Meezan Bank Limited (PSX: MEBL), Pakistan’s largest Islamic bank, is projected to reach a share price of Rs448.3 by June 2026, representing an upside potential of 28% from its recent closing price of Rs350.7. This forecast comes from Arif Habib Limited (AHL), which continues to rate the stock as a ‘Buy’ due to Meezan’s strong fundamentals and its strategic handling of upcoming regulatory developments.
The banking sector is bracing for the implementation of the Minimum Deposit Rate (MDR) on Islamic banks beginning January 2025. Initially, this regulatory change sparked concerns across the industry regarding potential margin pressure and spread compression. However, Meezan Bank has shown notable resilience. Its saving rates on Profit and Loss Sharing (PLS) accounts stabilized at 7.8% in the first quarter of calendar year 2025, mitigating fears of earnings volatility.
Meezan Bank has also benefited from recent regulatory support, such as the State Bank of Pakistan’s (SBP) decision to allow the inclusion of fixed assets in gross yield calculations. This move has helped cushion the sector from some of the shocks associated with MDR enforcement, enhancing overall financial stability.
AHL emphasized that Meezan’s strategic deposit framework remains a pivotal strength. The bank is poised to surpass Rs3 trillion in total deposits, fueled by a five-year average deposit growth of 23%. This growth is underpinned by an increasingly favorable deposit mix, with current accounts expected to constitute over 50% of total deposits. Consequently, Meezan’s cost of deposits is projected to remain at 3.4%, significantly lower than the industry average, ensuring greater margin flexibility.

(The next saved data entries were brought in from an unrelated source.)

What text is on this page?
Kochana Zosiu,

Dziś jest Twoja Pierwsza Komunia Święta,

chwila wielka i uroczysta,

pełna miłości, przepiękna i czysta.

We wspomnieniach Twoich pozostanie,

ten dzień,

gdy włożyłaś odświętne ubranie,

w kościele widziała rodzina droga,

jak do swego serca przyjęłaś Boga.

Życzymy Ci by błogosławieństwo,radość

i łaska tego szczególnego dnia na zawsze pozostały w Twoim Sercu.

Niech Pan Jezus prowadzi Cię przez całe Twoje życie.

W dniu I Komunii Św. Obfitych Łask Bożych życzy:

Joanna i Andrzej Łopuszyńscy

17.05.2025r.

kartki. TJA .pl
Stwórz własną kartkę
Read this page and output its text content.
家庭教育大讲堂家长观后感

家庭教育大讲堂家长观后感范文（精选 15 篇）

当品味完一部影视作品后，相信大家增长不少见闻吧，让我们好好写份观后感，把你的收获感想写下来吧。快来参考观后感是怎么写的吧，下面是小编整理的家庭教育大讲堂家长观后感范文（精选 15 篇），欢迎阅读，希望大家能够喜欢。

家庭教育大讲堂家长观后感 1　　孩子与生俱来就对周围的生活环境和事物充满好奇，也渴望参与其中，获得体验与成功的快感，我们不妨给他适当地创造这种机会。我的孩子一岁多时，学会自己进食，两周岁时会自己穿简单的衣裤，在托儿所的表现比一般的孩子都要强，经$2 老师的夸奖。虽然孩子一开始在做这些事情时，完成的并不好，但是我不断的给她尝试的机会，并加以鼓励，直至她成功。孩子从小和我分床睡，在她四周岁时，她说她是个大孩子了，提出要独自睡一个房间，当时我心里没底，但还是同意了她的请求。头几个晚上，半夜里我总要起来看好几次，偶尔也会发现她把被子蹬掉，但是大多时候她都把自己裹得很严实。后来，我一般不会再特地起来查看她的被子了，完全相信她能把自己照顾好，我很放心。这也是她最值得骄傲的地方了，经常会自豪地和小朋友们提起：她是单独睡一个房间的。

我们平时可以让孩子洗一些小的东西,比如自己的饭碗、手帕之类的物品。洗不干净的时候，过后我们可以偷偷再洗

Looking ahead, interest rates are expected to normalize, with forecasts suggesting a decline to around 10%. As a result, Meezan’s net interest margins (NIMs) are anticipated to reduce from 9.6% in 2024 to 6.7% in 2025. Despite this contraction, the bank’s earnings outlook remains positive due to its growing low-cost deposit base and disciplined approach to asset deployment, which collectively support sustained profitability.
Asset quality continues to distinguish Meezan Bank from its peers. The bank’s non-performing loan (NPL) ratio stood at a low 2.1% in 1QCY25, in contrast to the sector average of 6.4%. AHL projects this ratio will improve further to 1.6% by the end of 2025, backed by a healthy coverage ratio of around 162%. These figures underscore the bank’s prudent risk management strategy and robust provisioning, which have enabled it to maintain portfolio strength even amid a high-interest rate climate.
Meezan also remains operationally efficient, with a cost-to-income ratio projected at 35% in CY25. This efficiency is driven by controlled expense growth and a conservative branch expansion policy. Furthermore, the bank is expected to sustain a healthy dividend payout of Rs28 per share, supported by its strong capital position and solid core profitability.
With sector-leading asset quality, a cost-efficient structure, and a growing, low-cost deposit base, Meezan Bank is well-equipped to adapt to the changing banking environment. AHL’s reaffirmation of its ‘Buy’ rating reflects confidence in the bank’s long-term value creation for shareholders.